With the van being a big tin box as well as insulation you have to consider condensation. As well as the general atmospheric humidity moisture is introduce by us breathing and perspiring, by boiling and cooking and by the bathroom and washing. If you cook with gas, which we don’t, you will introduce a lot more condense from the combustion but I assume no one would consider actually heating such a small space with naked gas flame.

The warmer air is the better able it is to carry moisture. However when warm moist air meeting a cold surface the moisture will condensate. It will do this against the outer skin of your van and even the insulation and structure between the inner and outer skins if it is colder. Uncontrolled this condensate could build up, saturate your insulation, the ply lining and wall boards and even rot the outer skin of the van from the inside out.

Don’t let anyone pretend you can prevent this by installing a vapour barrier behind the ply lining thus creating a void full on installation. That changes nothing and may even make it worse. You cannot create a sealed void so air from inside will get in there. No, the best solution is, as in your home, to keep air moving. Condensation may still happen but it will evaporate again and move away as the air circulates. Indeed a perfect solution would be heat recovery ventilation but this is a small space and that is hardly practical.

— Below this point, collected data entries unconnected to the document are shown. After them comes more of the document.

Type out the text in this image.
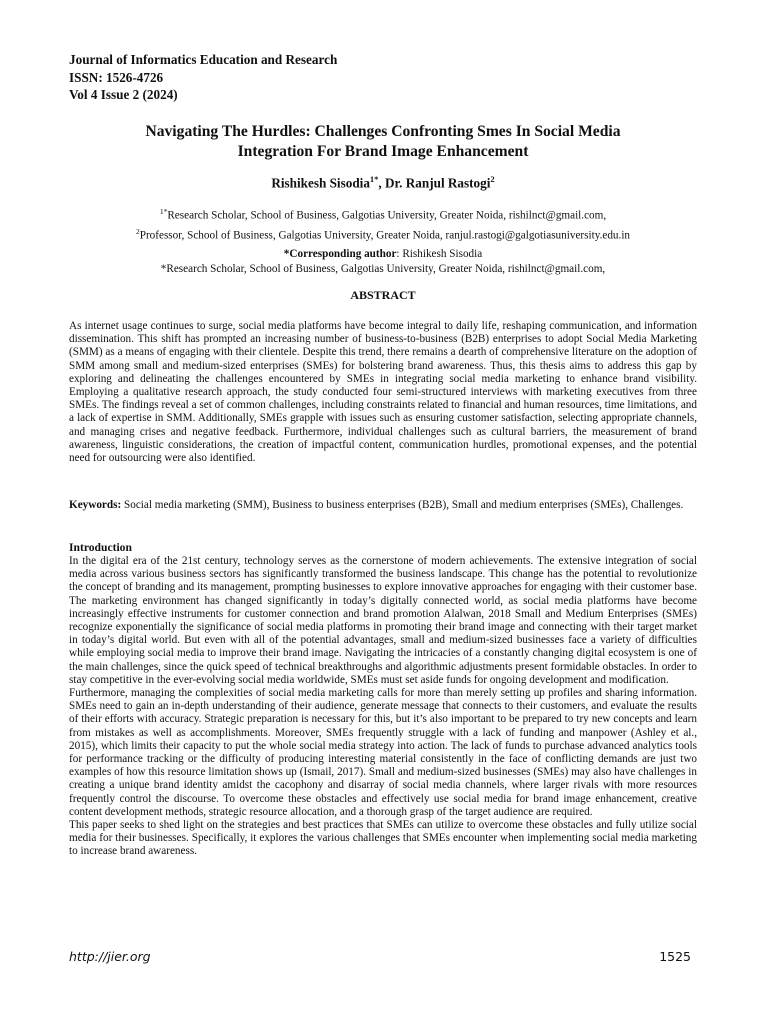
Journal of Informatics Education and Research
ISSN: 1526-4726
Vol 4 Issue 2 (2024)
Navigating The Hurdles: Challenges Confronting Smes In Social Media
Integration For Brand Image Enhancement
Rishikesh Sisodia$^{1*}$, Dr. Ranjul Rastogi$^2$
$^{1*}$Research Scholar, School of Business, Galgotias University, Greater Noida, rishilnct@gmail.com,
$^2$Professor, School of Business, Galgotias University, Greater Noida, ranjul.rastogi@galgotiasuniversity.edu.in
*Corresponding author: Rishikesh Sisodia
*Research Scholar, School of Business, Galgotias University, Greater Noida, rishilnct@gmail.com,
ABSTRACT

As internet usage continues to surge, social media platforms have become integral to daily life, reshaping communication, and information dissemination. This shift has prompted an increasing number of business-to-business (B2B) enterprises to adopt Social Media Marketing (SMM) as a means of engaging with their clientele. Despite this trend, there remains a dearth of comprehensive literature on the adoption of SMM among small and medium-sized enterprises (SMEs) for bolstering brand awareness. Thus, this thesis aims to address this gap by exploring and delineating the challenges encountered by SMEs in integrating social media marketing to enhance brand visibility. Employing a qualitative research approach, the study conducted four semi-structured interviews with marketing executives from three SMEs. The findings reveal a set of common challenges, including constraints related to financial and human resources, time limitations, and a lack of expertise in SMM. Additionally, SMEs grapple with issues such as ensuring customer satisfaction, selecting appropriate channels, and managing crises and negative feedback. Furthermore, individual challenges such as cultural barriers, the measurement of brand awareness, linguistic considerations, the creation of impactful content, communication hurdles, promotional expenses, and the potential need for outsourcing were also identified.

Keywords: Social media marketing (SMM), Business to business enterprises (B2B), Small and medium enterprises (SMEs), Challenges.

Introduction

In the digital era of the 21st century, technology serves as the cornerstone of modern achievements. The extensive integration of social media across various business sectors has significantly transformed the business landscape. This change has the potential to revolutionize the concept of branding and its management, prompting businesses to explore innovative approaches for engaging with their customer base. The marketing environment has changed significantly in today’s digitally connected world, as social media platforms have become increasingly effective instruments for customer connection and brand promotion Alalwan, 2018 Small and Medium Enterprises (SMEs) recognize exponentially the significance of social media platforms in promoting their brand image and connecting with their target market in today’s digital world. But even with all of the potential advantages, small and medium-sized businesses face a variety of difficulties while employing social media to improve their brand image. Navigating the intricacies of a constantly changing digital ecosystem is one of the main challenges, since the quick speed of technical breakthroughs and algorithmic adjustments present formidable obstacles. In order to stay competitive in the ever-evolving social media worldwide, SMEs must set aside funds for ongoing development and modification.

Furthermore, managing the complexities of social media marketing calls for more than merely setting up profiles and sharing information. SMEs need to gain an in-depth understanding of their audience, generate message that connects to their customers, and evaluate the results of their efforts with accuracy. Strategic preparation is necessary for this, but it’s also important to be prepared to try new concepts and learn from mistakes as well as accomplishments. Moreover, SMEs frequently struggle with a lack of funding and manpower (Ashley et al., 2015), which limits their capacity to put the whole social media strategy into action. The lack of funds to purchase advanced analytics tools for performance tracking or the difficulty of producing interesting material consistently in the face of conflicting demands are just two examples of how this resource limitation shows up (Ismail, 2017). Small and medium-sized businesses (SMEs) may also have challenges in creating a unique brand identity amidst the cacophony and disarray of social media channels, where larger rivals with more resources frequently control the discourse. To overcome these obstacles and effectively use social media for brand image enhancement, creative content development methods, strategic resource allocation, and a thorough grasp of the target audience are required.

This paper seeks to shed light on the strategies and best practices that SMEs can utilize to overcome these obstacles and fully utilize social media for their businesses. Specifically, it explores the various challenges that SMEs encounter when implementing social media marketing to increase brand awareness.

http://jier.org	1525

As for insulation materials themselves the first rules are not to use anything hygroscopic (absorbs moisture) as it could end up as a soggy mess and avoid mineral wools that will discharge fibres. How to install the insulation is important too remembering that you have to get into all of the structural ribs and that years of driving on bumpy roads high shake your insulation to the bottom.

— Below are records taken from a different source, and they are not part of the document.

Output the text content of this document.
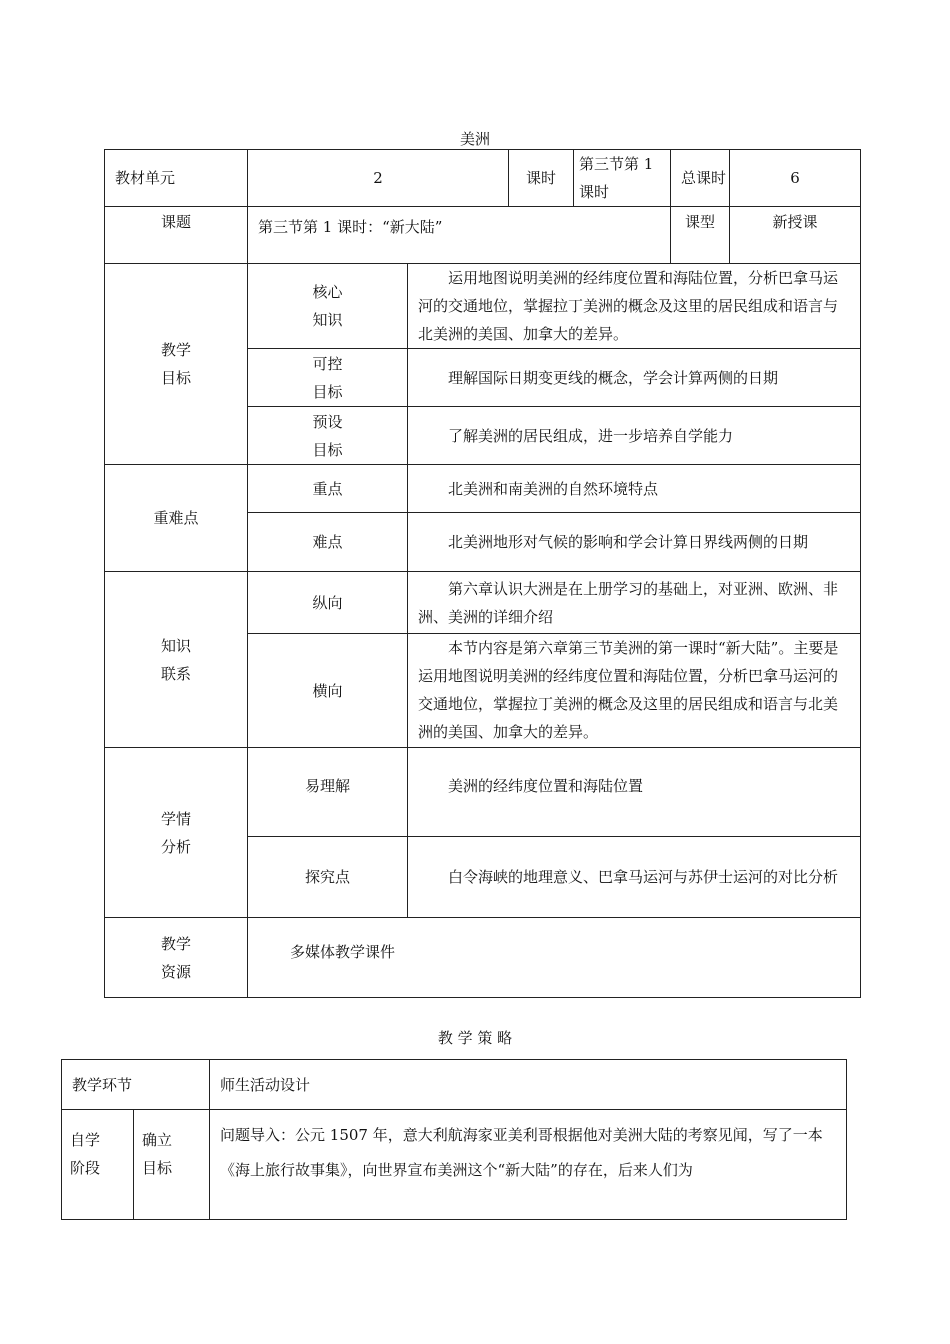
美洲
教材单元	2		课时	第三节第 1 课时	总课时	6
课题	第三节第 1 课时：“新大陆”				课型	新授课
教学目标	核心知识	运用地图说明美洲的经纬度位置和海陆位置，分析巴拿马运河的交通地位，掌握拉丁美洲的概念及这里的居民组成和语言与北美洲的美国、加拿大的差异。				
	可控目标	理解国际日期变更线的概念，学会计算两侧的日期				
	预设目标	了解美洲的居民组成，进一步培养自学能力				
重难点	重点	北美洲和南美洲的自然环境特点				
	难点	北美洲地形对气候的影响和学会计算日界线两侧的日期				
知识联系	纵向	第六章认识大洲是在上册学习的基础上，对亚洲、欧洲、非洲、美洲的详细介绍				
	横向	本节内容是第六章第三节美洲的第一课时“新大陆”。主要是运用地图说明美洲的经纬度位置和海陆位置，分析巴拿马运河的交通地位，掌握拉丁美洲的概念及这里的居民组成和语言与北美洲的美国、加拿大的差异。				
学情分析	易理解	美洲的经纬度位置和海陆位置				
	探究点	白令海峡的地理意义、巴拿马运河与苏伊士运河的对比分析				
教学资源	多媒体教学课件					
教 学 策 略
教学环节		师生活动设计
自学阶段	确立目标	问题导入：公元 1507 年，意大利航海家亚美利哥根据他对美洲大陆的考察见闻，写了一本《海上旅行故事集》，向世界宣布美洲这个“新大陆”的存在，后来人们为
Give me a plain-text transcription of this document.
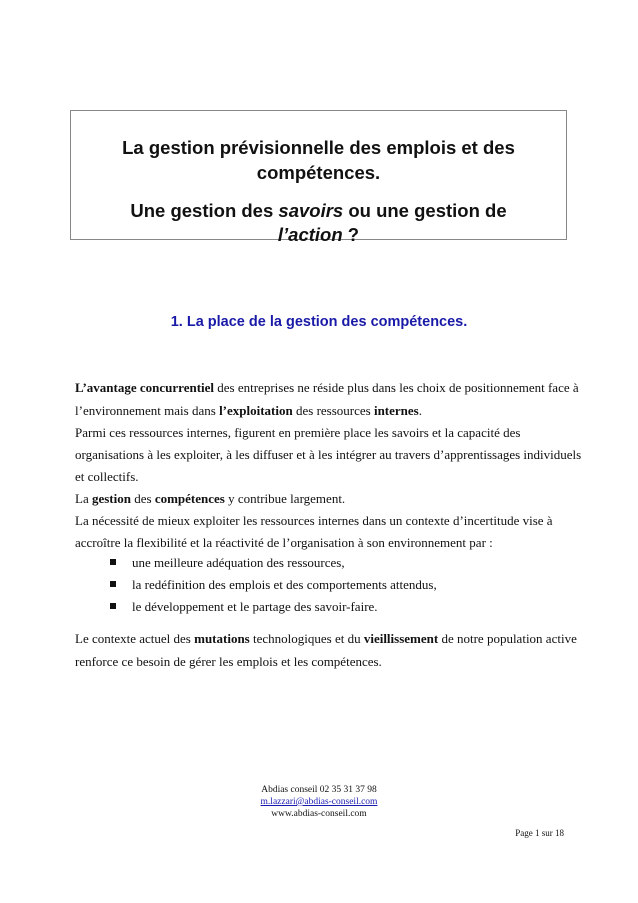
La gestion prévisionnelle des emplois et des
compétences.
Une gestion des savoirs ou une gestion de
l’action ?
1. La place de la gestion des compétences.
L’avantage concurrentiel des entreprises ne réside plus dans les choix de positionnement face à
l’environnement mais dans l’exploitation des ressources internes.
Parmi ces ressources internes, figurent en première place les savoirs et la capacité des
organisations à les exploiter, à les diffuser et à les intégrer au travers d’apprentissages individuels
et collectifs.
La gestion des compétences y contribue largement.
La nécessité de mieux exploiter les ressources internes dans un contexte d’incertitude vise à
accroître la flexibilité et la réactivité de l’organisation à son environnement par :
une meilleure adéquation des ressources,
la redéfinition des emplois et des comportements attendus,
le développement et le partage des savoir-faire.
Le contexte actuel des mutations technologiques et du vieillissement de notre population active
renforce ce besoin de gérer les emplois et les compétences.
Abdias conseil 02 35 31 37 98
m.lazzari@abdias-conseil.com
www.abdias-conseil.com
Page 1 sur 18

One extremely good solution would be spray foam which is a job best done professionally. Care needs to be taken to only spray as much as can expand into the space especially within box sections. Get this wrong and as the foam expands it will buckle the bodywork. However one big concern I have about it is the implication for body repairs should you have the misfortune to have an accident. Panels will no longer be easy to straight or replace and will add significantly to the cost of damage repair. As a result your insurance company will likely argue with you about the cost.

In the end we are going to use several methods.

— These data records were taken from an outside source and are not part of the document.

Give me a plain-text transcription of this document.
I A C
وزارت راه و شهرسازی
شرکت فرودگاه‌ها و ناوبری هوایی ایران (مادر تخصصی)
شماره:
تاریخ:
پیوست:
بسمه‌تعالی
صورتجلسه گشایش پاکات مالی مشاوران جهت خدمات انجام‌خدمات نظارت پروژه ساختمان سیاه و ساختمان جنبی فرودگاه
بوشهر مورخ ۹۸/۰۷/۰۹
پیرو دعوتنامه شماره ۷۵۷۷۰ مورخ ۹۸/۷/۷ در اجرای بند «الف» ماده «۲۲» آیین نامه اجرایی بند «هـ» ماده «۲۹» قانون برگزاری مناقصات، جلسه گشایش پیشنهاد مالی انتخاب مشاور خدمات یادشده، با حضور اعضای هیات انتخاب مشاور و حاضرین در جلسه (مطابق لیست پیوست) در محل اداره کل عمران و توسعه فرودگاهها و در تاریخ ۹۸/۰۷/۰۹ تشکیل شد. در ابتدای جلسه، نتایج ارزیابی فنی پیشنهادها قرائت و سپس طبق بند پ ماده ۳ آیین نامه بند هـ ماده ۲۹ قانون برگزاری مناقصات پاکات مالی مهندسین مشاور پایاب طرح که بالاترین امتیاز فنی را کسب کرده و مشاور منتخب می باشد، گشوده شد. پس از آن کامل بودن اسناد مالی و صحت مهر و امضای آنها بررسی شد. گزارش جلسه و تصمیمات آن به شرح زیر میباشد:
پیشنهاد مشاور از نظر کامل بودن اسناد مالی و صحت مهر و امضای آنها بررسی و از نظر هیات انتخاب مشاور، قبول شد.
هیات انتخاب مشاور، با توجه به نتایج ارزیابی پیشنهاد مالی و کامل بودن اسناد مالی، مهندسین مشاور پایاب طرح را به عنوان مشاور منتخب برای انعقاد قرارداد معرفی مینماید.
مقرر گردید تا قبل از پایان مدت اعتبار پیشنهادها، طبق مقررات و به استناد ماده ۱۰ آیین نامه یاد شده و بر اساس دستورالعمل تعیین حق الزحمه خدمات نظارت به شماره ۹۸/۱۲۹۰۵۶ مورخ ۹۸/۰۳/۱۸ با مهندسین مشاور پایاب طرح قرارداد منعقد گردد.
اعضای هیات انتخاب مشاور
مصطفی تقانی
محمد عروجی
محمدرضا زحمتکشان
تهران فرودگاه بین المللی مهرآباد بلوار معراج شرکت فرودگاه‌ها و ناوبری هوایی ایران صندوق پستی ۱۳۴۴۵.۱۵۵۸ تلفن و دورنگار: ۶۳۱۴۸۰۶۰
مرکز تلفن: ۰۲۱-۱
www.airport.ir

  • Primarily we will stick self adhesive DoDo Mat, a dense sponge foam mat designed as sound deadening as well as thermal insulation, to all the flat panels we (well actually Sue’s small hands) can get at. WE are going to start with a layer of 6mm between structural members and into ridges such as the roof ribs. On top of this we will add one or more layers of 6mm and 12mm. In the larger voids below the waist line we will also stuff polyester insulation wadding.
  • The structural members will also be filled with polyester wool. This will be fed / pulled in using fibreglass rods to get at the very difficult and may even need a couple of new holes to get at some sections.
  • The ply floor will be lifted and strips of 6mm insulation laid between the ribs and then 8mm high density floor foam laid before fixing the ply floor back down.
  • All the doors and the cab area will be insulated with self adhesive DoDo mat.

Our accommodation windows are twin skin and they and the roof vents have thermal blinds. And finally we will use SilverScreen covers on the cab windows at night.